I studied undergrad in the States, but I went to medical school in Israel, less to learn medicine and more as a vehicle to live over there. For a few years I had grown up back and forth. My dad's a conservative rabbi and as often happens in those sorts of families, we spent many summers there and there's a strong pull to that country. My intention was to spend those years there and then return to the States to go to divinity school.
And it was really only in the middle of medical school when we got to actual patients in the hospital that I said, whoa, this is actually really interesting. That has been a double-edged sword throughout my career, I have to say. You know, I decided to move ahead with a residency in pediatrics because I always sort of felt that I had an affinity for the pediatric world. And then afterwards went on to do a fellowship in pediatric hematology-oncology at Sloan Kettering in New York, which all sounds very funny for someone who started off saying I was uncertain about what I was going to do.
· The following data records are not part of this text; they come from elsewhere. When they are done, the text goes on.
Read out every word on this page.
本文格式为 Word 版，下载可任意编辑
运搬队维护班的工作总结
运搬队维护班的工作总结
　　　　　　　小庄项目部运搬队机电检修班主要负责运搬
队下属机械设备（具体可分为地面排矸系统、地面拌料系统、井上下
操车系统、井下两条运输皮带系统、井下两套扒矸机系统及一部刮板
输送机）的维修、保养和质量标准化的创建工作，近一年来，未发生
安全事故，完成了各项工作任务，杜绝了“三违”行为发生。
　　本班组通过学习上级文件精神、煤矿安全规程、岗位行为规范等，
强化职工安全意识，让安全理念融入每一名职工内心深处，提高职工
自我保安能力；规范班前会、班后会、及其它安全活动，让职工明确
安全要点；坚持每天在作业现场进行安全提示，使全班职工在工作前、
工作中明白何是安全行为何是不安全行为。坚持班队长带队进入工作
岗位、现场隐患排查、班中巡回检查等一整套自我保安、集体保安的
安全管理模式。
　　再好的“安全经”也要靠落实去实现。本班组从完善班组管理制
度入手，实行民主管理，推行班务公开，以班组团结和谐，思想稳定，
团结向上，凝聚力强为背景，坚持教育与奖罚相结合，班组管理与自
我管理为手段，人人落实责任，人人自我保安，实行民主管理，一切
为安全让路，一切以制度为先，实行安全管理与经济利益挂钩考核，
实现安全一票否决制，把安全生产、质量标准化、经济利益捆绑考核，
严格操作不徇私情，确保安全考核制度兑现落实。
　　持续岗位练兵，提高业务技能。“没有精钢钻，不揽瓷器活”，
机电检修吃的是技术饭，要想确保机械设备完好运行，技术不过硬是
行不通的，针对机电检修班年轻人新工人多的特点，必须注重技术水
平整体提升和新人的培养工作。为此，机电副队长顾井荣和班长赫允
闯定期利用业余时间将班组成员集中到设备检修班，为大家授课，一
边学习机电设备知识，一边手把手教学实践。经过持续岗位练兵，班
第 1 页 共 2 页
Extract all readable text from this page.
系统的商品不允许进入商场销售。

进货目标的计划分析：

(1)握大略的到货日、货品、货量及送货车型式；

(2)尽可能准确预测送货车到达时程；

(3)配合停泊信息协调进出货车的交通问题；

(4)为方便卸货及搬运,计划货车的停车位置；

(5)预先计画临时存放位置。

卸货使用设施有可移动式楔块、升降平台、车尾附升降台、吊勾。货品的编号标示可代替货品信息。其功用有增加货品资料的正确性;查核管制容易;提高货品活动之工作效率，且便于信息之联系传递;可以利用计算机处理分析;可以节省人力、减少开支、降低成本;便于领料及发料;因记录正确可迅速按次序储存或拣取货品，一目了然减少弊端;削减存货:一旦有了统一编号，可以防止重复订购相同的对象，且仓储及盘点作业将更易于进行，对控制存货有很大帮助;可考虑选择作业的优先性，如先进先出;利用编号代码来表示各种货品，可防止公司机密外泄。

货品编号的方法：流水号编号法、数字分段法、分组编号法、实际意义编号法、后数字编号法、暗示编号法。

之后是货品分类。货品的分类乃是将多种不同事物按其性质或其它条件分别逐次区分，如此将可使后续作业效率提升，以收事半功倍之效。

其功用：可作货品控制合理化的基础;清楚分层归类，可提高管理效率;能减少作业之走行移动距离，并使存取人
I chose oncology, I think for a number of reasons that I think are relevant to where I've landed. I was really interested in not dealing with one specific organ and dealing with the whole body. I was really interested in dealing with family units, with how people relate to each other. And I don't know if I would have articulated this at the time, but I was really interested in serious illness and maybe even suffering. I definitely don't think I would have articulated that at the time. But in retrospect, I think that was, that was there.
And I went on from there. I moved to Israel where I took up a practice at Hadassah Hospital in Jerusalem in their department of pediatric oncology, where I mainly cared for children with sarcomas. Over my first few years there, I realized more and more that the stuff that was really driving me was less the minutia of chemotherapy and protocols and more this sort of bigger picture, naughtier stuff, around how do families make decisions. How do you think about, do we use all our money to go to Europe for a trial? Do we go ahead with option X or option Y? Or even more broadly, how do patients and families make it through the fire, you know, go through this stuff and somehow come out on the other end.
It was only after a couple of years that I realized there was this thing, palliative care, which existed already. Although pediatric palliative care was still in its very early years. I did a brief course in Boston, a 2-week course in general palliative care, and that sort of acted as a gateway drug. I did that course thinking it was going to help me think about palliative care in the context of my patients. And in the end it led me to apply for a full hospice and palliative medicine fellowship, which I did about a year ago.
And that was really the pivotal point. I mean, I think landing in that fellowship was really the first point where I turned around, looked over my shoulder at that career arc, and said, oh, there's an arc that makes sense here, starting with religious studies as an undergrad and moving through the care of children with serious illness and families facing serious illness together and landing back in this specialty that aims to think about how to live well in the face of serious illness, how to manage suffering, how to unknot some of that stuff.
And so I do miss, I don't practice primary oncology anymore, and I do miss it. But I have spent the last decade really focused primarily on pediatric palliative care, and it's been deeply, deeply fulfilling.